Con questa accusa è finito a processo Giuseppe Biordi, ex assessore al comune di Tuscania.
Deve rispondere di concussione per una presunta richiesta di denaro a un tagliaboschi, interessato all’appalto per il taglio degli alberi del bosco di Tuscania.

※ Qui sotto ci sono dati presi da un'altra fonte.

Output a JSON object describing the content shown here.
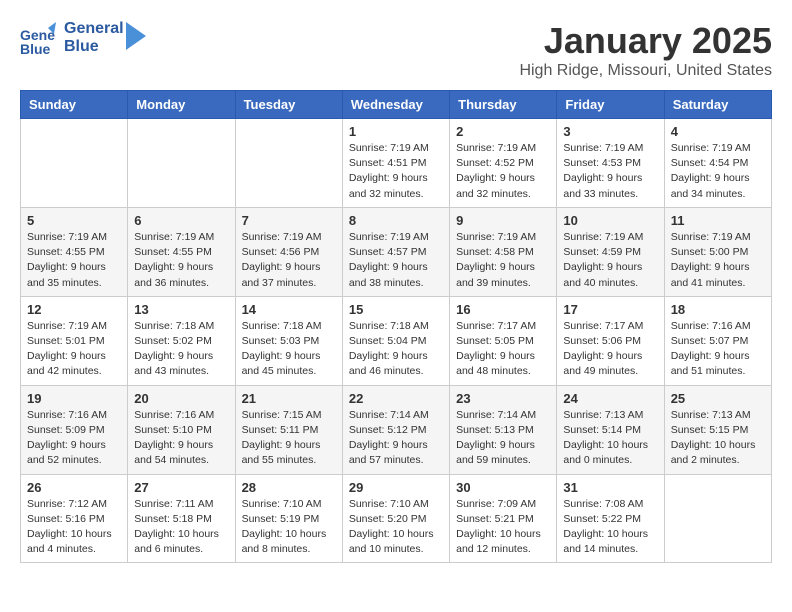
{
  "header": {
    "logo_line1": "General",
    "logo_line2": "Blue",
    "month": "January 2025",
    "location": "High Ridge, Missouri, United States"
  },
  "weekdays": [
    "Sunday",
    "Monday",
    "Tuesday",
    "Wednesday",
    "Thursday",
    "Friday",
    "Saturday"
  ],
  "weeks": [
    [
      {
        "day": "",
        "info": ""
      },
      {
        "day": "",
        "info": ""
      },
      {
        "day": "",
        "info": ""
      },
      {
        "day": "1",
        "info": "Sunrise: 7:19 AM\nSunset: 4:51 PM\nDaylight: 9 hours\nand 32 minutes."
      },
      {
        "day": "2",
        "info": "Sunrise: 7:19 AM\nSunset: 4:52 PM\nDaylight: 9 hours\nand 32 minutes."
      },
      {
        "day": "3",
        "info": "Sunrise: 7:19 AM\nSunset: 4:53 PM\nDaylight: 9 hours\nand 33 minutes."
      },
      {
        "day": "4",
        "info": "Sunrise: 7:19 AM\nSunset: 4:54 PM\nDaylight: 9 hours\nand 34 minutes."
      }
    ],
    [
      {
        "day": "5",
        "info": "Sunrise: 7:19 AM\nSunset: 4:55 PM\nDaylight: 9 hours\nand 35 minutes."
      },
      {
        "day": "6",
        "info": "Sunrise: 7:19 AM\nSunset: 4:55 PM\nDaylight: 9 hours\nand 36 minutes."
      },
      {
        "day": "7",
        "info": "Sunrise: 7:19 AM\nSunset: 4:56 PM\nDaylight: 9 hours\nand 37 minutes."
      },
      {
        "day": "8",
        "info": "Sunrise: 7:19 AM\nSunset: 4:57 PM\nDaylight: 9 hours\nand 38 minutes."
      },
      {
        "day": "9",
        "info": "Sunrise: 7:19 AM\nSunset: 4:58 PM\nDaylight: 9 hours\nand 39 minutes."
      },
      {
        "day": "10",
        "info": "Sunrise: 7:19 AM\nSunset: 4:59 PM\nDaylight: 9 hours\nand 40 minutes."
      },
      {
        "day": "11",
        "info": "Sunrise: 7:19 AM\nSunset: 5:00 PM\nDaylight: 9 hours\nand 41 minutes."
      }
    ],
    [
      {
        "day": "12",
        "info": "Sunrise: 7:19 AM\nSunset: 5:01 PM\nDaylight: 9 hours\nand 42 minutes."
      },
      {
        "day": "13",
        "info": "Sunrise: 7:18 AM\nSunset: 5:02 PM\nDaylight: 9 hours\nand 43 minutes."
      },
      {
        "day": "14",
        "info": "Sunrise: 7:18 AM\nSunset: 5:03 PM\nDaylight: 9 hours\nand 45 minutes."
      },
      {
        "day": "15",
        "info": "Sunrise: 7:18 AM\nSunset: 5:04 PM\nDaylight: 9 hours\nand 46 minutes."
      },
      {
        "day": "16",
        "info": "Sunrise: 7:17 AM\nSunset: 5:05 PM\nDaylight: 9 hours\nand 48 minutes."
      },
      {
        "day": "17",
        "info": "Sunrise: 7:17 AM\nSunset: 5:06 PM\nDaylight: 9 hours\nand 49 minutes."
      },
      {
        "day": "18",
        "info": "Sunrise: 7:16 AM\nSunset: 5:07 PM\nDaylight: 9 hours\nand 51 minutes."
      }
    ],
    [
      {
        "day": "19",
        "info": "Sunrise: 7:16 AM\nSunset: 5:09 PM\nDaylight: 9 hours\nand 52 minutes."
      },
      {
        "day": "20",
        "info": "Sunrise: 7:16 AM\nSunset: 5:10 PM\nDaylight: 9 hours\nand 54 minutes."
      },
      {
        "day": "21",
        "info": "Sunrise: 7:15 AM\nSunset: 5:11 PM\nDaylight: 9 hours\nand 55 minutes."
      },
      {
        "day": "22",
        "info": "Sunrise: 7:14 AM\nSunset: 5:12 PM\nDaylight: 9 hours\nand 57 minutes."
      },
      {
        "day": "23",
        "info": "Sunrise: 7:14 AM\nSunset: 5:13 PM\nDaylight: 9 hours\nand 59 minutes."
      },
      {
        "day": "24",
        "info": "Sunrise: 7:13 AM\nSunset: 5:14 PM\nDaylight: 10 hours\nand 0 minutes."
      },
      {
        "day": "25",
        "info": "Sunrise: 7:13 AM\nSunset: 5:15 PM\nDaylight: 10 hours\nand 2 minutes."
      }
    ],
    [
      {
        "day": "26",
        "info": "Sunrise: 7:12 AM\nSunset: 5:16 PM\nDaylight: 10 hours\nand 4 minutes."
      },
      {
        "day": "27",
        "info": "Sunrise: 7:11 AM\nSunset: 5:18 PM\nDaylight: 10 hours\nand 6 minutes."
      },
      {
        "day": "28",
        "info": "Sunrise: 7:10 AM\nSunset: 5:19 PM\nDaylight: 10 hours\nand 8 minutes."
      },
      {
        "day": "29",
        "info": "Sunrise: 7:10 AM\nSunset: 5:20 PM\nDaylight: 10 hours\nand 10 minutes."
      },
      {
        "day": "30",
        "info": "Sunrise: 7:09 AM\nSunset: 5:21 PM\nDaylight: 10 hours\nand 12 minutes."
      },
      {
        "day": "31",
        "info": "Sunrise: 7:08 AM\nSunset: 5:22 PM\nDaylight: 10 hours\nand 14 minutes."
      },
      {
        "day": "",
        "info": ""
      }
    ]
  ]
}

Secondo l’accusa, rappresentata dal pm Paola Conti, l’ex assessore, all’epoca delegato al personale e alla polizia locale, si sarebbe impegnato a favorire il tagliaboschi che, in effetti, si aggiudicò l’appalto nel novembre 2006.
In cambio, Biordi avrebbe chiesto soldi che, però, secondo la difesa, non sarebbero mai stati riscossi. Per l’ex assessore, il pm aveva chiesto l’arresto, ma il gip Gaetano Mautone non autorizzò la misura cautelare.
“Il mio assistito si sente accusato ingiustamente – afferma il suo avvocato Franco Taurchini -. Anche perché c’è un antefatto secondo noi importante: la causa civile ancora in corso con la controparte, per un mancato pagamento di trattori. L’appalto è del 2006. La denuncia di un anno dopo, quando era già partita la causa civile… qualcosa non torna. Non a caso il gip non concesse l’arresto…”.
Il processo è iniziato ieri davanti al collegio dei giudici del tribunale di Viterbo. Ad aprile l’ascolto dei primi tre testimoni dell’accusa.